The up side, I'm so having coffee. And NyQuil tonight. Oh and a cheeseburger. Ok, maybe not the cheeseburger. But I'll love the heck out of that coffee.

Wednesday, January 14, 2009

Just amazing love year


http://www.wordle.net

I love the words I use the most. Also, I need to expand my vocabulary. Thanks Happy Katie -- http://www.happykatie.com/dailies/ -- I love her site!

Tuesday, January 13, 2009

Surrounding me

Have you ever been in a place full of people, yet you feel alone? It's the type of feeling that surrounds you and takes over. It's the kind of feeling you get and no matter what else you try to think about, or do, it just seems to be prevalent. I felt this way for a good 2 months or so. Despite the happy face I put on, or the, everything is peachy, front that I had up, I felt alone.

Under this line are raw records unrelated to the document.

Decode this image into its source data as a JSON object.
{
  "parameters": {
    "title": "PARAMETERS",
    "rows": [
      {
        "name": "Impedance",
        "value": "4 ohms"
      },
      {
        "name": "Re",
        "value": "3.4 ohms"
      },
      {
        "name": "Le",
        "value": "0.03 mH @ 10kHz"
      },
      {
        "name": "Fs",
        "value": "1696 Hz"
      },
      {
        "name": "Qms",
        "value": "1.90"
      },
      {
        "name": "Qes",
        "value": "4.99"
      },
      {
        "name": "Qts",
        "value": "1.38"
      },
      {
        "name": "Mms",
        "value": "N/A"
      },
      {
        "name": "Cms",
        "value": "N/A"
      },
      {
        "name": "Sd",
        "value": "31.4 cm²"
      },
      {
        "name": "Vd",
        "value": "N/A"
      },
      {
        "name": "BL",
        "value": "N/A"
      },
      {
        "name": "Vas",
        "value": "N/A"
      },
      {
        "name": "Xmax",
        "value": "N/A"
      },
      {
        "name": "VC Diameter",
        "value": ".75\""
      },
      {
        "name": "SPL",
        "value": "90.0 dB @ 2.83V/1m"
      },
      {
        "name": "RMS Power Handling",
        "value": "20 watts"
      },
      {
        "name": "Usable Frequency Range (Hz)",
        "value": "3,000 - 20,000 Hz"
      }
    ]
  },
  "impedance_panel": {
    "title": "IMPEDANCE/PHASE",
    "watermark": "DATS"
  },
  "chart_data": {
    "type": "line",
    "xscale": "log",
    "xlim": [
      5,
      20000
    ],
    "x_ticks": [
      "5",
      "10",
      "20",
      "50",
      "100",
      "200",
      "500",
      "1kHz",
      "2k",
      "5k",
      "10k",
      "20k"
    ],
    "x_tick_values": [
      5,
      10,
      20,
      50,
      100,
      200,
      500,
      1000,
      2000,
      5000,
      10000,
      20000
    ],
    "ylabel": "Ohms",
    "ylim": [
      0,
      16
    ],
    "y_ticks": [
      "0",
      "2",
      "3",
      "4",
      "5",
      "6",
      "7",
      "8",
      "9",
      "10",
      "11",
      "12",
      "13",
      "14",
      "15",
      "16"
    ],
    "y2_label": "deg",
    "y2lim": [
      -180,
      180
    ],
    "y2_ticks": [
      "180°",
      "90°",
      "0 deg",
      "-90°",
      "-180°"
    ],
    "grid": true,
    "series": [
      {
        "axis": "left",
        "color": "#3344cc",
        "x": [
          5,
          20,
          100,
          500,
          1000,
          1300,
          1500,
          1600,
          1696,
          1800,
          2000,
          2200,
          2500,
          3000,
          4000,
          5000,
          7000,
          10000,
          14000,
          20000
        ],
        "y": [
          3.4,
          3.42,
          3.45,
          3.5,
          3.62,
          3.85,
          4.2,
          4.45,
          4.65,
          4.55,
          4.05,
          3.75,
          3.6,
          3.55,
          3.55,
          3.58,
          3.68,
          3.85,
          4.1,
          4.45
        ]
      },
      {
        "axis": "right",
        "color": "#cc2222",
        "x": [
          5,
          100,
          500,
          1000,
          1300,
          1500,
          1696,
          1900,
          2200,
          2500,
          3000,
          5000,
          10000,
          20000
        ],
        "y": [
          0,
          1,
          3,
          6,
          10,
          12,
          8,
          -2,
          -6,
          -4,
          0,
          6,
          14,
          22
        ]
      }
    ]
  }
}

Last Tuesday night I was at church and I was standing up front because they asked all the people who were going to commit themselves to work for the year to help out the church to go up. So I stood up, walked up there, and kind of hung back towards the back of the huge group of people. While standing there, Karla walked up and just put her arm around me. She told me, "I'm so happy you're here. I really need a friend. A true friend. I haven't felt like I've had a true friend here." I started to cry. I told her, "I've been feeling the same way. I love coming to church and I love the people in my life, but lately I feel I don't have True Friends." And that's when she began to cry. It was an amazing feeling knowing that I'm not alone in the feelings I have. It's even more amazing that we were brought together at that very moment. It was then that I didn't feel so alone.

I am trying to put myself out there, and I'm trying to think positive. You know, see the beauty in life. Everything around me has something beautiful in it, I just have to look hard enough. Luckily sometimes, it doesn't take much searching for me to see it. Tuesday night was one of those times.